International

Le casse-tête du Brexit continue

Par L'Economiste | Edition N°:5380 Le 26/10/2018 | Partager
Un plan pour sortir de l’impasse
Pays et secteurs ne seront pas touchés de la même manière

Les négociations entre l’UE et le Royaume-Uni quant à un accord de sortie et à un nouvel accord commercial se poursuivent. L’issue des discussions engagées entre les deux parties est incertaine et la probabilité d’un «No deal Brexit» se renforce, précise Euler Hermes dans une récente étude.

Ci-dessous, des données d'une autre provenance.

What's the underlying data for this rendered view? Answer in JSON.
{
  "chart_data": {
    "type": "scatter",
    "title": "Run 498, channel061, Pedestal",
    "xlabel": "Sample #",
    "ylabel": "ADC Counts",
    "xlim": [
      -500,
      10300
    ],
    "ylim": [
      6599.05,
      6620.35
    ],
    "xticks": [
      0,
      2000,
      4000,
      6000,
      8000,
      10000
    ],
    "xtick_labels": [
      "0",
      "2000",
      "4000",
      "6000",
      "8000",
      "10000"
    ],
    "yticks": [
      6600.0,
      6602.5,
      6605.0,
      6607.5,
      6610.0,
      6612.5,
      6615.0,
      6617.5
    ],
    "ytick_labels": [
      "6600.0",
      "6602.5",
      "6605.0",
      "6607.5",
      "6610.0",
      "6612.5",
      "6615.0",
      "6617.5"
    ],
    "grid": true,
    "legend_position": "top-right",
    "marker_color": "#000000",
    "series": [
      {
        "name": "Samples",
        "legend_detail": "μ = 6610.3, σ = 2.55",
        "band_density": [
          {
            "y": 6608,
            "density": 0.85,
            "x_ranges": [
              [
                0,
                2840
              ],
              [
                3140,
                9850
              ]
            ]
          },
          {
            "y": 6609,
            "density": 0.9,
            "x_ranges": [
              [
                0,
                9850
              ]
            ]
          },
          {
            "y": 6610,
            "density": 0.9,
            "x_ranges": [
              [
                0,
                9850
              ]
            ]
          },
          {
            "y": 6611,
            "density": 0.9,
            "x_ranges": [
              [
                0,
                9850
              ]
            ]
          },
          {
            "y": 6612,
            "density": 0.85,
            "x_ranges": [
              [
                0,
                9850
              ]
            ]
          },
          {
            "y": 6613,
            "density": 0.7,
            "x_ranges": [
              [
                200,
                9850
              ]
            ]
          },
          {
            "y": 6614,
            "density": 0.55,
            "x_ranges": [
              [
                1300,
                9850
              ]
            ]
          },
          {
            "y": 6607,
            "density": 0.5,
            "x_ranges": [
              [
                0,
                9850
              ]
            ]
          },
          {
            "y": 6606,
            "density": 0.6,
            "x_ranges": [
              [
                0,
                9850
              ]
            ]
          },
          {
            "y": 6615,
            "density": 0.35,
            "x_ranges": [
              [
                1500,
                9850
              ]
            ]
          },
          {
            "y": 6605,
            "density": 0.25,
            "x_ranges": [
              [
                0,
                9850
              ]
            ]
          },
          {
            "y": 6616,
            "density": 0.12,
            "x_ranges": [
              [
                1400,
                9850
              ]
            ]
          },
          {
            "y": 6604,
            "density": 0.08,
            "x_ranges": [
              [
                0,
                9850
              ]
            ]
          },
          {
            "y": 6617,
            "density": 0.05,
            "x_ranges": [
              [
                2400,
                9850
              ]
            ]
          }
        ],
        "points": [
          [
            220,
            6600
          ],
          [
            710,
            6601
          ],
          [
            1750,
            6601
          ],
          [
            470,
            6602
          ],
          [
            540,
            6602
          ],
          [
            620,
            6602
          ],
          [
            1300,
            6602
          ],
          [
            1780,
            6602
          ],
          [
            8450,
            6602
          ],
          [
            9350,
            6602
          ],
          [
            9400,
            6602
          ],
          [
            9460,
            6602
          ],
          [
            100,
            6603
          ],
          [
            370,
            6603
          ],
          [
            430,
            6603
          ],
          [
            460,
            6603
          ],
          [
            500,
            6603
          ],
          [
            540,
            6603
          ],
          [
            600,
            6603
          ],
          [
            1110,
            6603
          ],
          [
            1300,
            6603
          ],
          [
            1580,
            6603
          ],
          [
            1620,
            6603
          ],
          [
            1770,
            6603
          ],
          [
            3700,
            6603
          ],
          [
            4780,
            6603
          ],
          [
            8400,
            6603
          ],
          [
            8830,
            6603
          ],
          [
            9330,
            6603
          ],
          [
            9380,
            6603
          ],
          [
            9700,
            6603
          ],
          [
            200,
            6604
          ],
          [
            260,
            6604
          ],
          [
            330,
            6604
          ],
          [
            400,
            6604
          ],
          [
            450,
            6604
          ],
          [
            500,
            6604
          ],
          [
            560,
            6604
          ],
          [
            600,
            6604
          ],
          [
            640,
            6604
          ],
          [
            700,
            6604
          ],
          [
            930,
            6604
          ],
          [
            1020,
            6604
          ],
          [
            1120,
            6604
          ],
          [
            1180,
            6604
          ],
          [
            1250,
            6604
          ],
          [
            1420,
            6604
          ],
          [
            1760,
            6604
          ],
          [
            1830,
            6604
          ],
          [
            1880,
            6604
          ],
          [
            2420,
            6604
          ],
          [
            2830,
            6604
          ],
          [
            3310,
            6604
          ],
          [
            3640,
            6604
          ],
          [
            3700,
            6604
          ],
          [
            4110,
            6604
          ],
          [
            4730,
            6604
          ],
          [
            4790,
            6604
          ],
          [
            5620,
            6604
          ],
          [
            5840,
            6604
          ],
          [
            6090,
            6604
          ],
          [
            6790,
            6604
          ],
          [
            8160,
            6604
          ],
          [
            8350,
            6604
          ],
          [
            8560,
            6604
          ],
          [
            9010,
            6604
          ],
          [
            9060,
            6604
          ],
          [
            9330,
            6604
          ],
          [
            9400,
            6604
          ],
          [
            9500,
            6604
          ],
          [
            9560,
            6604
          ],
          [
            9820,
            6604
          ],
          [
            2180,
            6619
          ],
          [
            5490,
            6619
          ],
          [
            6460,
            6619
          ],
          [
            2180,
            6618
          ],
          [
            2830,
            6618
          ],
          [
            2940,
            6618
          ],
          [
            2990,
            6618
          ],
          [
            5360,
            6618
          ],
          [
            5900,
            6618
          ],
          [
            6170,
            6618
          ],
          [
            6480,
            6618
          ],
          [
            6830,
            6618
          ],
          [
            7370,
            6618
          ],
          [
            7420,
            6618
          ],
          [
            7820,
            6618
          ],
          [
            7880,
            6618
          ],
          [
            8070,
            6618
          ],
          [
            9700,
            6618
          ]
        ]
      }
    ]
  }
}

■ Durcissement des conditions réglementaires: Si le Royaume-Uni quitte l’UE sans qu’aucun nouvel accord commercial ne soit signé, alors les relations entre les deux parties seront soumises aux règles de l’OMC. Les taxes à l’importation augmenteront des deux côtés et atteindront entre 4 et 5%. En parallèle, une forte dépréciation de la livre face à l’euro est attendue: actuellement à 1,13 euro, la livre atteindrait 0,88 euro fin 2019. Un double effet qui pourrait faire reculer les importations britanniques en provenance de l’Union. Dans le même temps, il faudra s’attendre à un durcissement des conditions réglementaires bilatérales. Les contrôles à la douane seront rallongés et les formalités administratives à remplir plus pointues.

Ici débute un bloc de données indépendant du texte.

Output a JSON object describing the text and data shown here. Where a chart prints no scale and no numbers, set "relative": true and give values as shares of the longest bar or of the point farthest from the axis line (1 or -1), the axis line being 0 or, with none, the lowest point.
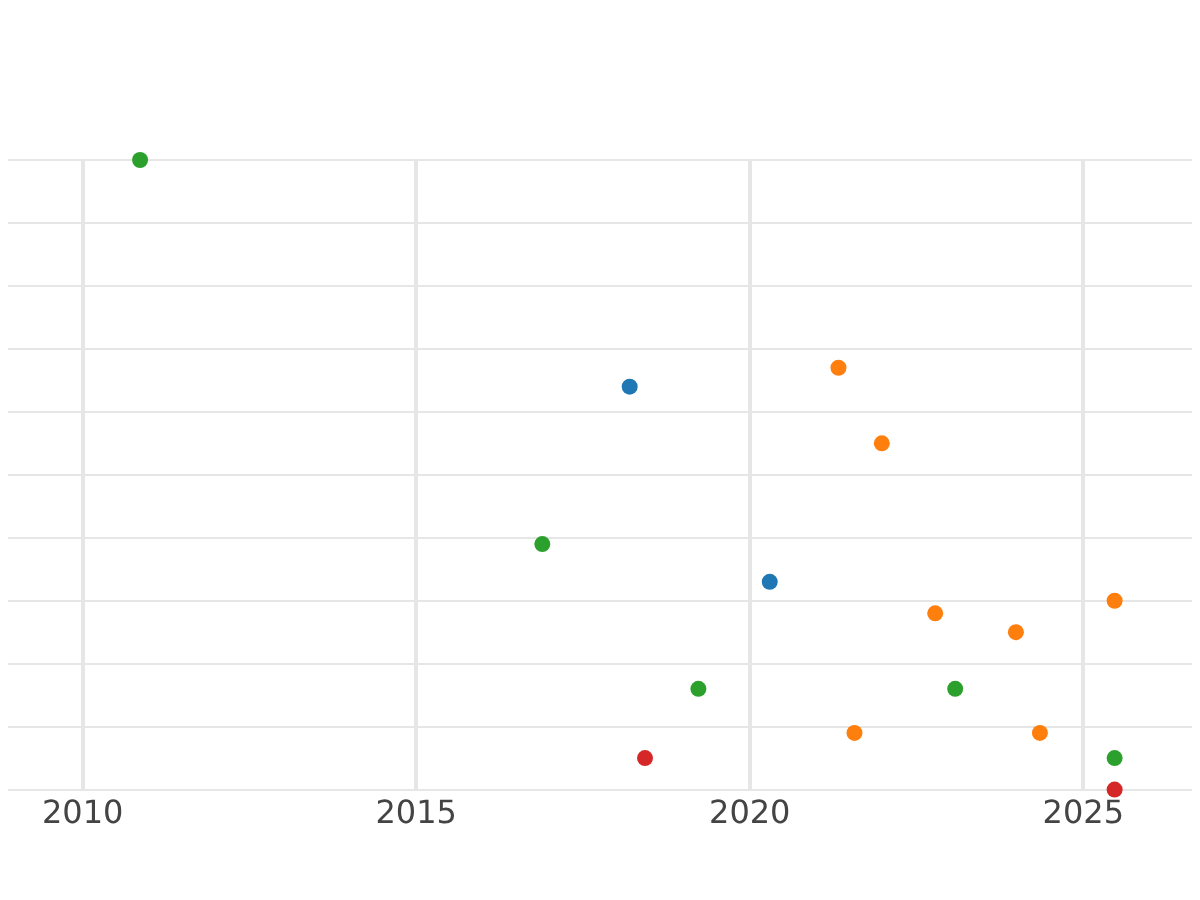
{
  "chart_data": {
    "type": "scatter",
    "relative": true,
    "grid": true,
    "legend": false,
    "marker": "circle",
    "xlim": [
      2008.88,
      2026.63
    ],
    "xticks": [
      2010,
      2015,
      2020,
      2025
    ],
    "series": [
      {
        "color": "#2ca02c",
        "x": [
          2010.86,
          2016.89,
          2019.23,
          2023.08,
          2025.47
        ],
        "values": [
          1,
          0.39,
          0.16,
          0.16,
          0.05
        ]
      },
      {
        "color": "#1f77b4",
        "x": [
          2018.2,
          2020.3
        ],
        "values": [
          0.64,
          0.33
        ]
      },
      {
        "color": "#ff7f0e",
        "x": [
          2021.33,
          2021.98,
          2022.78,
          2023.99,
          2025.47,
          2021.57,
          2024.35
        ],
        "values": [
          0.67,
          0.55,
          0.28,
          0.25,
          0.3,
          0.09,
          0.09
        ]
      },
      {
        "color": "#d62728",
        "x": [
          2018.43,
          2025.47
        ],
        "values": [
          0.05,
          0
        ]
      }
    ]
  }
}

■ Un marché plus complexe et plus coûteux: L’accès au marché britannique serait ainsi plus complexe et plus coûteux pour les entreprises européennes. D’où un important manque à gagner pour les exportateurs de certains pays. L’Allemagne sera le grand perdant, avec des pertes de près de 8 milliards d’euros en exportations de biens en 2019, suivie des Pays-Bas (4 milliards d’euros) et de la Belgique (3 milliards d’euros). La France est également en première ligne, avec des pertes d’exportations de biens de 3 milliards d’euros. Une perte conséquente, puisqu’elle représenterait 16% de la demande additionnelle adressée à la France en 2019 (19 milliards d’euros).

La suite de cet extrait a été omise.